第2話 空書き羽根ペン

学校から一番近いファーストフード店Wは駅前にある。

校門を出て右へまっすぐ看板が見えて来た。

歩道が少し狭くなる。

カイトとキリが先を歩き前から来る人とすれ違う。

僕は少し遅れる。

そういえばさっきの鳥の羽根。

僕はポケットから取り出し、太陽にかざした。

いくつもの細かい筋が入っていてるのが透けて見えた。

なんとなくペンを持つように持って

空に向かって、

大きく『雨』っと書いた。

瞬間。「ザーッ」前触れもなくと激しく雨が降りだした。

僕は何が起きたのかわからず。ぬれて立ち止まる。

振り向いたカイトが「サイ、ボーっとするな。走るぞ。
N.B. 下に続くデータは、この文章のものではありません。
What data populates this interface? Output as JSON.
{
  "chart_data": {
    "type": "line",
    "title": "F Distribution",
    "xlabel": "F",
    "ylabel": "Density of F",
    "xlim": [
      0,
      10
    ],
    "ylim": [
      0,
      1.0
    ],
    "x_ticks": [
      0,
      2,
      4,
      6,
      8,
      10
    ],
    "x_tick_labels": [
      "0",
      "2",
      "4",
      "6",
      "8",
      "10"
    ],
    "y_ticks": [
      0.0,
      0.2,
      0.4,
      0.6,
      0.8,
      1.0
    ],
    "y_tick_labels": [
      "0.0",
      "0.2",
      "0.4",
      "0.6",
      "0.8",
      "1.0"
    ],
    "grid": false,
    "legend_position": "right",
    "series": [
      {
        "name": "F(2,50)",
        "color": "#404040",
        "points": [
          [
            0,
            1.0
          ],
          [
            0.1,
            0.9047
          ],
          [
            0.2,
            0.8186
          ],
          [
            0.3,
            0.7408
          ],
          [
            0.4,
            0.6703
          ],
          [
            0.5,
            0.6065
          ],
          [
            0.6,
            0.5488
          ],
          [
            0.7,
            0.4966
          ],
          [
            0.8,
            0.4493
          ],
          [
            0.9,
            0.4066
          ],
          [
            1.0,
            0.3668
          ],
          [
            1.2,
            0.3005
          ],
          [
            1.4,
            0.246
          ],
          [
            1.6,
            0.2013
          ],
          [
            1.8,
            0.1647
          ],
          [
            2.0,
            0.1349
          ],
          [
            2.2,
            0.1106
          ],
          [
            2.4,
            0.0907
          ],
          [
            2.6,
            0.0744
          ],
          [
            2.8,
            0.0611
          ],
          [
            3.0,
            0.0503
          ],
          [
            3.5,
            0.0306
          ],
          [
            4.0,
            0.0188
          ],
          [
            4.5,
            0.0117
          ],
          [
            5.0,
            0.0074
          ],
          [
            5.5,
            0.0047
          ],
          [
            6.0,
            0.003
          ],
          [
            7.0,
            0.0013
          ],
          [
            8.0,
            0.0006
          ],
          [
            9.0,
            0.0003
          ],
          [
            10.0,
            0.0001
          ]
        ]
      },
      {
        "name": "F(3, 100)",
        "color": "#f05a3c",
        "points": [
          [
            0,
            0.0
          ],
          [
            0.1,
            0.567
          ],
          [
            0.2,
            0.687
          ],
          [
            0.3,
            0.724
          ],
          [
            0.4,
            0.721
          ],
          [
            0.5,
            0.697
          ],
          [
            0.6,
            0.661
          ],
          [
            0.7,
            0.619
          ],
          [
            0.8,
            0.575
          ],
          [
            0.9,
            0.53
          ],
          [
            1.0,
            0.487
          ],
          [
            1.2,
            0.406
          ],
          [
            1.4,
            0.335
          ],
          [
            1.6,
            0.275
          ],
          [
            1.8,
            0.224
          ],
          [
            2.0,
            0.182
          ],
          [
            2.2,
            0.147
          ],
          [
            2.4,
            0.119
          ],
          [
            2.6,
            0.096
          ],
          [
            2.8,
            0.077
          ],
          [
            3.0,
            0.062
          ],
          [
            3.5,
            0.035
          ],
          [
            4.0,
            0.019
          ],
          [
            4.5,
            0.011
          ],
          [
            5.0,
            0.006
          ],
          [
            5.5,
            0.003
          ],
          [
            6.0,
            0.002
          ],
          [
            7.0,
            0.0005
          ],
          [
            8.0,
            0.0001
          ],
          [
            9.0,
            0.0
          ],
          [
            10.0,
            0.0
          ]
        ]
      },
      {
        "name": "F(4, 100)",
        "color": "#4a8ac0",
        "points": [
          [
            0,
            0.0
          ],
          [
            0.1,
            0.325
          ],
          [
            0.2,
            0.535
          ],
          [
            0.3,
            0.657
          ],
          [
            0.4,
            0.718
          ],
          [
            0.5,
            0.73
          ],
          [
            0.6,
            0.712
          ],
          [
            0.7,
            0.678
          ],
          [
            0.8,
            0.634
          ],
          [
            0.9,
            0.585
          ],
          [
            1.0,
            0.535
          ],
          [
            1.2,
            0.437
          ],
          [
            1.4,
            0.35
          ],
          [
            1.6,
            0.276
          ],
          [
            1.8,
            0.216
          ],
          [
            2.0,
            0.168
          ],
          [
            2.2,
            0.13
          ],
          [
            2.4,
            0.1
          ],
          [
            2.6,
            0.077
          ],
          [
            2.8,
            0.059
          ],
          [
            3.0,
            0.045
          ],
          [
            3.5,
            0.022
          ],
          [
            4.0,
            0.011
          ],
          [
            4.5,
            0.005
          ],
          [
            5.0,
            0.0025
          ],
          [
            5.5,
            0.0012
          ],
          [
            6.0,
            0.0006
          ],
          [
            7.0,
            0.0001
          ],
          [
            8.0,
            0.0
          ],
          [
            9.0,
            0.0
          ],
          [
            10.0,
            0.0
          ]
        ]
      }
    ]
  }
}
」

ハッとして僕も2人に続いて走り出す。

前を走る2人。

文科系のキリも意外と足は速い。

「横断歩道、青だ。走れ。」今度は前を見たままカイトが叫ぶ。

僕らは雨に降られながらも、なんとかファーストフード店Wに駆け込む。

店内は急な雨で混んでいたが、僕らはなんとかいつもの2F 角、窓側4人席をゲット。

ぬれたカバンをズドンッとおろし。制服の雨を払い座った。

雨のせいか店内がいつも以上に空気がざわざわしている。

僕らは座り、オーダー開始。担当はいつもキリだ。

たいがいのことはカイトがリーダー的で仕切るが。食べに行くときはキリが仕切ってくれる。それにキリはお金に。計算が早い。

キリが「いつものでいい?」

「いいよ。」

「頼むキリ。」

「はい。送信完了。」これで待つだけだ。

こんな時、僕は何もしない。

同じ歳の同級生なのに彼ら2人が兄貴に見える。

僕は弟扱いだ。別に。嫌いじゃないけど。

カイトが脳内を読む。「そうだ。サイ、お前は可愛い弟だ。」

「ハハハ。そうだな。」

「こら、キリも笑うな」確かに2月生まれの僕は、2人よりも半年以上年下だ。

「それより、さっきの雨、なんだ?」

「急に降り出して。

ほら、本が濡れた。

濡れた本は乾くと分厚くなって困るんだよな。」

僕はキリに「キリ、そう言いながら

その本、傘がわりに頭に乗せてたぞ。」

とつっこむ。

「そっかー。」キリはこんな感じで以外と抜けたところがある。

こんな感じで僕らはバランスが取れていた。

僕らは完璧じゃない。

2人の黙ってニヤリする。

窓の外を見ると止んでいる。

カイトが「キリ、今度、雨が降ったらカバンに本はしまえ。」

「そうするよ。」

正面のカイトが僕の胸ポケットの羽根を見つける。

「サイ、そのポケットの羽根は、なんだ?」

「あっこれ。さっき教室を出る時に、風で机の上に飛んできたんだ。

無意識にポケットに入れてしまった。」

キリが「その羽根、ただの羽根じゃないぞ。

たぶん生きてる。」

「キリ何言ってるんだ。ただの羽根だ。

えっ?待てよ。キリ、それ、あたってるかも。」

カイトが「サイ、どういうことだ?」

「さっきさ、その羽根ペンで『雨』って空書したんだ。

そしたら、ザーッ雨が降ってきたんだ。」

「なんだそれ。」

僕らはペンを机に置いて3人で

じーっと見た。

すると「カタカタ」と音が。

すると羽根ペンが動き出して何か書き始めた。